The beast takes to the air

Arthur's Seat

– Edinburgh, Scotland, November 2012

From behind one of Edinburgh’s characteristically grey stone buildings comes the indomitable and once volcanic summit of Arthur’s Seat. As if some chunk of another planet had landed here in the heart of a city of world heritage status, the change in terrain is sudden. For all the undoubted beauty of Edinburgh’s old architecture, this lump of wild, unapologetic land is a welcome relief from the rain-drenched busts of cathedrals and church towers. A housing estate has been built on the brink of Holyrood Park, the broad wingspan of a female sparrowhawk appears from a ring of beech, birch and ash woodland marking the way in. A magpie gives chase to the hawk, goldfinch skip across the scene, their merry, glistening calls overheard.
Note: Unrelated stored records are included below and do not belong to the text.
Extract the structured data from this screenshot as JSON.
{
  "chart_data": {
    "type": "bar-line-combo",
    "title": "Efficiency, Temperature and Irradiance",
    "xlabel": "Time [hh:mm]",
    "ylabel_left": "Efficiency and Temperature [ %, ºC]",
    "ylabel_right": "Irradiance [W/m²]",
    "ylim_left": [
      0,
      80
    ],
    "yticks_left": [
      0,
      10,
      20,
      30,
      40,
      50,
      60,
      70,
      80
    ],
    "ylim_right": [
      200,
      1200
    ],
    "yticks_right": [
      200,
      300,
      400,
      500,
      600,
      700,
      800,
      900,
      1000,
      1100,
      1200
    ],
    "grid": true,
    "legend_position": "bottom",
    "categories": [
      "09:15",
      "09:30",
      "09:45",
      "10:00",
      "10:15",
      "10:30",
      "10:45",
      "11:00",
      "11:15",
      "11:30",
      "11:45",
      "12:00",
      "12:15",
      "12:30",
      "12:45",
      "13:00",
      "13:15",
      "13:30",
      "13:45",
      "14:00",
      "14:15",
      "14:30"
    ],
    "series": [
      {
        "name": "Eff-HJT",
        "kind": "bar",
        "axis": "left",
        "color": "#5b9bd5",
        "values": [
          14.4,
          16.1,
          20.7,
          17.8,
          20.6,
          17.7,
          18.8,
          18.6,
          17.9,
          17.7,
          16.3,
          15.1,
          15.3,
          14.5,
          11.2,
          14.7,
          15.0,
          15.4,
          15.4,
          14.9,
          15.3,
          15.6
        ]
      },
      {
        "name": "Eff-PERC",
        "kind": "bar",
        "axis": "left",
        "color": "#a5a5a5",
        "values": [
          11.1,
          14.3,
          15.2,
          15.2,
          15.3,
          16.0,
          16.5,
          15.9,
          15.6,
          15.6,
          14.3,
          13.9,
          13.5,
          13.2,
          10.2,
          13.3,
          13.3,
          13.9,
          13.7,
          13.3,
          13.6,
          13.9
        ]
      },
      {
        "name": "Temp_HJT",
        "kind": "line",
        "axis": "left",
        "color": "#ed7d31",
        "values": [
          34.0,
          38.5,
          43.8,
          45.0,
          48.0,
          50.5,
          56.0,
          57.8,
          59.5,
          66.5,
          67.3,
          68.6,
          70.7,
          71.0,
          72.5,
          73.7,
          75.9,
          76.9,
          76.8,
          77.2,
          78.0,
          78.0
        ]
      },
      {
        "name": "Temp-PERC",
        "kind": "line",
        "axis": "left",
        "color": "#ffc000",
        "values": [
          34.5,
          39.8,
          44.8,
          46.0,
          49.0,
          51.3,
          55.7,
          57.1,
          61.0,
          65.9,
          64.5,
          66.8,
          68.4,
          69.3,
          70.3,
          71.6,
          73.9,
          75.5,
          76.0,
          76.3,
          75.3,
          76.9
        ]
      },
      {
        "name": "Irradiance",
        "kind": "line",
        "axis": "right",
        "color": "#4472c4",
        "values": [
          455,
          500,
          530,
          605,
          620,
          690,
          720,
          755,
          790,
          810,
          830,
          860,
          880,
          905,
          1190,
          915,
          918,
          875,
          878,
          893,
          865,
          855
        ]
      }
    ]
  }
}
Crows are skating the zenith of Arthur’s Seat, but not merely one kind. Tens of jackdaws are in flight, some barging one another, competing for spots in the flock. At an opening in the landscape the Firth of Forth appears. Two students are painting the scene onto canvases attached to easels. Their demeanour is one of calm, of contentment in observing and being observed: there are plenty of tourists taking to the steps up to the top, stopping to admire the young artists as they come and go. A young woman is sitting on the grass beside them, her hood drawn over her head. She eats morsels of food from an orange carrier bag.
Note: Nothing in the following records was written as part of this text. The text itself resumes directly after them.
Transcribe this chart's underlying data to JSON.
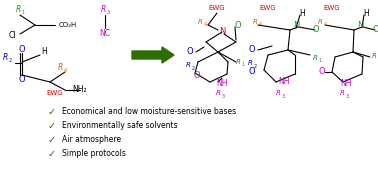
{
  "bg_color": "#ffffff",
  "bullet_items": [
    "Economical and low moisture-sensitive bases",
    "Environmentally safe solvents",
    "Air atmosphere",
    "Simple protocols"
  ],
  "green": "#2d8a2d",
  "dark_green": "#2d6e00",
  "blue": "#0000cc",
  "red": "#cc0000",
  "magenta": "#cc00cc",
  "orange": "#cc6600",
  "black": "#000000"
}
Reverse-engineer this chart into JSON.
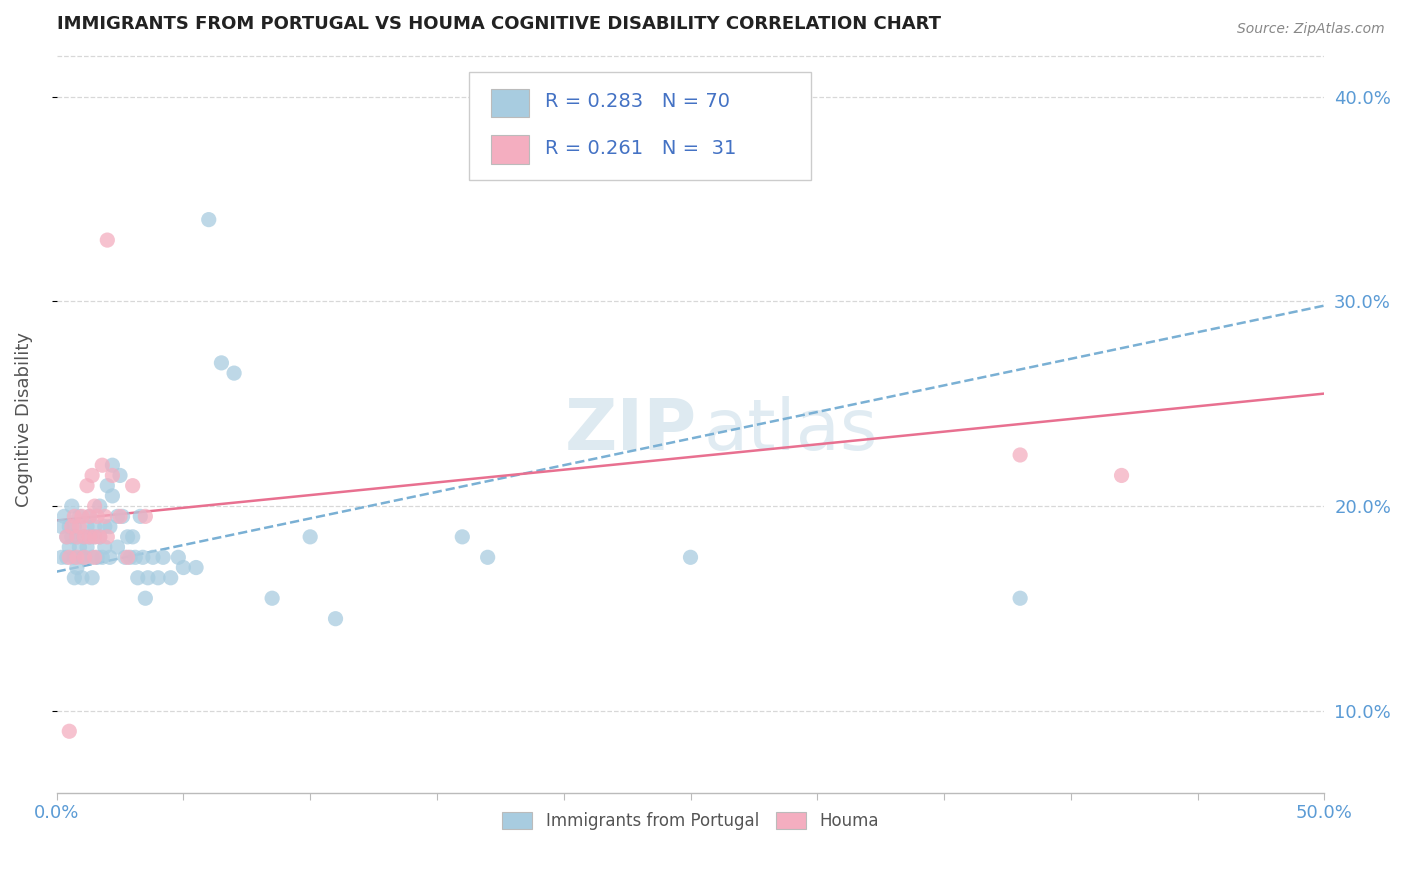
{
  "title": "IMMIGRANTS FROM PORTUGAL VS HOUMA COGNITIVE DISABILITY CORRELATION CHART",
  "source": "Source: ZipAtlas.com",
  "ylabel": "Cognitive Disability",
  "xmin": 0.0,
  "xmax": 0.5,
  "ymin": 0.06,
  "ymax": 0.425,
  "yticks": [
    0.1,
    0.2,
    0.3,
    0.4
  ],
  "ytick_labels": [
    "10.0%",
    "20.0%",
    "30.0%",
    "40.0%"
  ],
  "legend_r1": "R = 0.283",
  "legend_n1": "N = 70",
  "legend_r2": "R = 0.261",
  "legend_n2": "N =  31",
  "color_blue": "#a8cce0",
  "color_pink": "#f4aec0",
  "color_blue_line": "#7ab0d4",
  "color_pink_line": "#e87090",
  "watermark_zip": "ZIP",
  "watermark_atlas": "atlas",
  "blue_points": [
    [
      0.002,
      0.175
    ],
    [
      0.002,
      0.19
    ],
    [
      0.003,
      0.195
    ],
    [
      0.004,
      0.185
    ],
    [
      0.004,
      0.175
    ],
    [
      0.005,
      0.19
    ],
    [
      0.005,
      0.18
    ],
    [
      0.006,
      0.2
    ],
    [
      0.006,
      0.185
    ],
    [
      0.007,
      0.175
    ],
    [
      0.007,
      0.165
    ],
    [
      0.007,
      0.19
    ],
    [
      0.008,
      0.185
    ],
    [
      0.008,
      0.17
    ],
    [
      0.009,
      0.195
    ],
    [
      0.009,
      0.18
    ],
    [
      0.01,
      0.175
    ],
    [
      0.01,
      0.165
    ],
    [
      0.011,
      0.185
    ],
    [
      0.011,
      0.175
    ],
    [
      0.012,
      0.19
    ],
    [
      0.012,
      0.18
    ],
    [
      0.013,
      0.195
    ],
    [
      0.013,
      0.185
    ],
    [
      0.014,
      0.175
    ],
    [
      0.014,
      0.165
    ],
    [
      0.015,
      0.185
    ],
    [
      0.015,
      0.19
    ],
    [
      0.016,
      0.175
    ],
    [
      0.017,
      0.2
    ],
    [
      0.017,
      0.185
    ],
    [
      0.018,
      0.175
    ],
    [
      0.019,
      0.19
    ],
    [
      0.019,
      0.18
    ],
    [
      0.02,
      0.21
    ],
    [
      0.021,
      0.19
    ],
    [
      0.021,
      0.175
    ],
    [
      0.022,
      0.22
    ],
    [
      0.022,
      0.205
    ],
    [
      0.024,
      0.195
    ],
    [
      0.024,
      0.18
    ],
    [
      0.025,
      0.215
    ],
    [
      0.026,
      0.195
    ],
    [
      0.027,
      0.175
    ],
    [
      0.028,
      0.185
    ],
    [
      0.029,
      0.175
    ],
    [
      0.03,
      0.185
    ],
    [
      0.031,
      0.175
    ],
    [
      0.032,
      0.165
    ],
    [
      0.033,
      0.195
    ],
    [
      0.034,
      0.175
    ],
    [
      0.035,
      0.155
    ],
    [
      0.036,
      0.165
    ],
    [
      0.038,
      0.175
    ],
    [
      0.04,
      0.165
    ],
    [
      0.042,
      0.175
    ],
    [
      0.045,
      0.165
    ],
    [
      0.048,
      0.175
    ],
    [
      0.05,
      0.17
    ],
    [
      0.055,
      0.17
    ],
    [
      0.06,
      0.34
    ],
    [
      0.065,
      0.27
    ],
    [
      0.07,
      0.265
    ],
    [
      0.085,
      0.155
    ],
    [
      0.1,
      0.185
    ],
    [
      0.11,
      0.145
    ],
    [
      0.16,
      0.185
    ],
    [
      0.17,
      0.175
    ],
    [
      0.25,
      0.175
    ],
    [
      0.38,
      0.155
    ]
  ],
  "pink_points": [
    [
      0.004,
      0.185
    ],
    [
      0.005,
      0.175
    ],
    [
      0.006,
      0.19
    ],
    [
      0.007,
      0.195
    ],
    [
      0.008,
      0.185
    ],
    [
      0.008,
      0.175
    ],
    [
      0.009,
      0.19
    ],
    [
      0.01,
      0.195
    ],
    [
      0.011,
      0.185
    ],
    [
      0.011,
      0.175
    ],
    [
      0.012,
      0.21
    ],
    [
      0.013,
      0.195
    ],
    [
      0.013,
      0.185
    ],
    [
      0.014,
      0.215
    ],
    [
      0.015,
      0.2
    ],
    [
      0.015,
      0.185
    ],
    [
      0.016,
      0.195
    ],
    [
      0.017,
      0.185
    ],
    [
      0.018,
      0.22
    ],
    [
      0.019,
      0.195
    ],
    [
      0.02,
      0.33
    ],
    [
      0.022,
      0.215
    ],
    [
      0.025,
      0.195
    ],
    [
      0.028,
      0.175
    ],
    [
      0.03,
      0.21
    ],
    [
      0.035,
      0.195
    ],
    [
      0.005,
      0.09
    ],
    [
      0.015,
      0.175
    ],
    [
      0.02,
      0.185
    ],
    [
      0.38,
      0.225
    ],
    [
      0.42,
      0.215
    ]
  ],
  "blue_trendline_x": [
    0.0,
    0.5
  ],
  "blue_trendline_y": [
    0.168,
    0.298
  ],
  "pink_trendline_x": [
    0.0,
    0.5
  ],
  "pink_trendline_y": [
    0.193,
    0.255
  ]
}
Carrion crows toe the tarmac and paving looping around the old volcano, a road we ignore in trying to reach Duddingston Loch. Instead we follow a path covered with foliose lichens, erupting in small boulders and swathes of prickly gorse. I forgot how easily the needles pass through denim. It appears to be a trail home to a community of jackdaws and white-tailed bunny rabbits. At our feet are the defiant pink and purple flowers of viper’s bugloss, half wilted. Our path leads to a dead end of gorse and a precipice: Duddingston Loch can be seen clearly from here, a white swan moving on the surface of the water.

We turn back, trying not to tread into burrows, slipping on the greasy moss and grass. A flock of jackdaws float overhead. We stop to view the city, the Pentland Hills to the south, a ski slope visible like a mistake. Below us there’s Prestonfield golf course, a solitary golfer dragging his gear across a line of ornamental cherry trees swept to the west by years of pressure from air rushing across from the coast. From the crags of Arthur’s Seat comes the guttural kronk of a raven, scattering the jackdaws like leaves, with one feisty ‘daw attempting to lead a mob in revolt. We return back along the road and encounter the dispute once more, the raven sheltering in the dim fissures of rock, almost invisible, but for its rupturing calls, its black, glossy beard exploding as it calls out. Soon enough another raven arrives and the retired beast takes to the air, its digital wingtips and diamond shaped tail reaching out into the chill wind.